A fast-rising star in California politics, Juanita Millender-McDonald won her seat in the United States House of
Representatives just six years after capturing her first elected
office. From her position on the House Transportation and
Infrastructure Committee, Millender-McDonald shaped
transportation legislation and federal programs that directly
affected her Los Angeles district. In 2007 she made history
by becoming one of the first African-American women
to chair a standing committee in Congress, the House
Administration Committee.1
Juanita Millender-McDonald was born Juanita Millender
on September 7, 1938, in Birmingham, Alabama, one
of five children raised by Shelly and Everlina (Dortch)
Millender. After her mother, Everlina, died, Shelly
Millender, a minister, moved his family to California.

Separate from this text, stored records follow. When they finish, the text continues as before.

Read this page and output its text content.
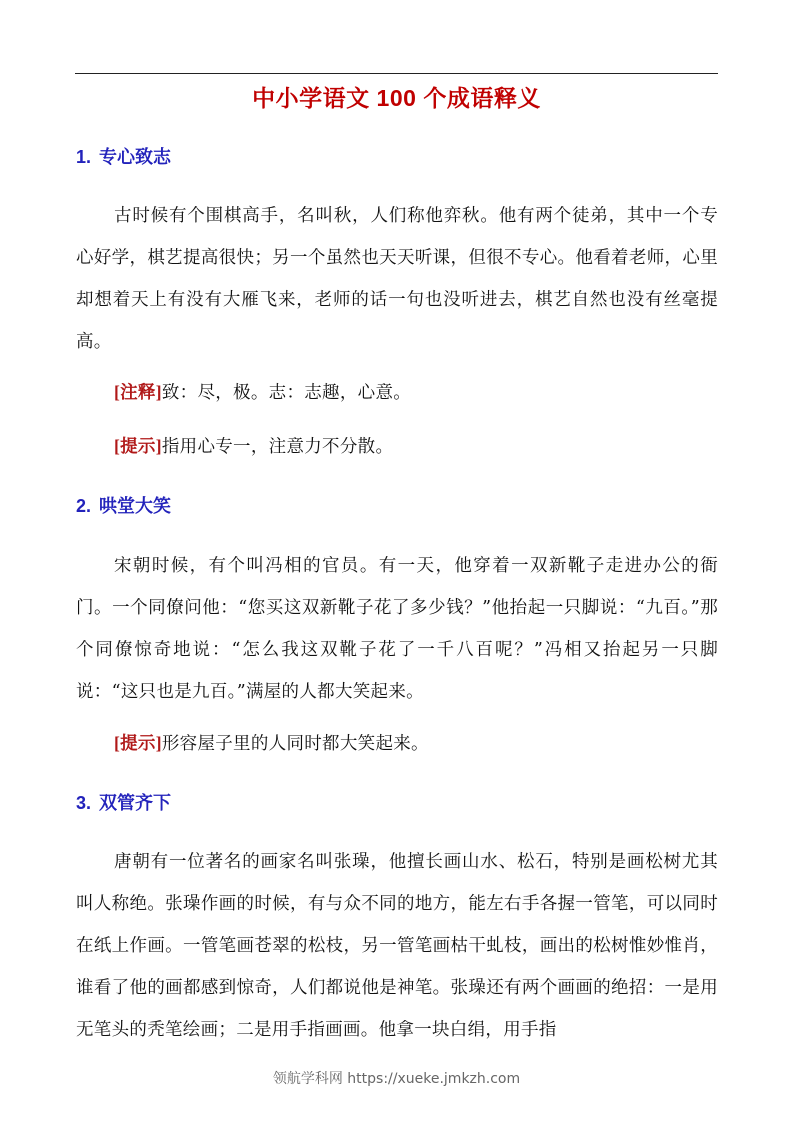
中小学语文 100 个成语释义
1. 专心致志
古时候有个围棋高手，名叫秋，人们称他弈秋。他有两个徒弟，其中一个专心好学，棋艺提高很快；另一个虽然也天天听课，但很不专心。他看着老师，心里却想着天上有没有大雁飞来，老师的话一句也没听进去，棋艺自然也没有丝毫提高。
[注释]致：尽，极。志：志趣，心意。
[提示]指用心专一，注意力不分散。
2. 哄堂大笑
宋朝时候，有个叫冯相的官员。有一天，他穿着一双新靴子走进办公的衙门。一个同僚问他：“您买这双新靴子花了多少钱？”他抬起一只脚说：“九百。”那个同僚惊奇地说：“怎么我这双靴子花了一千八百呢？”冯相又抬起另一只脚说：“这只也是九百。”满屋的人都大笑起来。
[提示]形容屋子里的人同时都大笑起来。
3. 双管齐下
唐朝有一位著名的画家名叫张璪，他擅长画山水、松石，特别是画松树尤其叫人称绝。张璪作画的时候，有与众不同的地方，能左右手各握一管笔，可以同时在纸上作画。一管笔画苍翠的松枝，另一管笔画枯干虬枝，画出的松树惟妙惟肖，谁看了他的画都感到惊奇，人们都说他是神笔。张璪还有两个画画的绝招：一是用无笔头的秃笔绘画；二是用手指画画。他拿一块白绢，用手指
领航学科网 https://xueke.jmkzh.com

Juanita Millender married James McDonald Jr. on July
26, 1955, and by the time she was 26, the couple had
five children. A homemaker for 15 years, Millender-McDonald returned to college, earning a BS in business
administration from California’s University of Redlands in
1981. Millender-McDonald earned an MA in educational
administration from California State University in Los
Angeles in 1988. After teaching math and English in a public high school, she worked as an administrator in the
Los Angeles unified school district—eventually directing its
gender equality programs.2
Millender-McDonald first entered politics at the
local level in Los Angeles and served as a delegate to the
Democratic National Conventions in 1984, 1988, and
1992. In 1982 she worked on behalf of the unsuccessful
gubernatorial campaign of longtime Los Angeles mayor Tom
Bradley. Afterward she worked on several local campaigns
before entering and winning election for a seat on the
Carson City council in 1990. She was adroit at building
networks of political support during the race. The first
time she asked for help from United States Representative
Mervyn Malcolm Dymally, he declined, telling Millender-McDonald, “Local politics is too divisive; I don’t want to get
involved.” But she was persistent. Dymally said, “She came
back, this time with a delegation of friends and supporters.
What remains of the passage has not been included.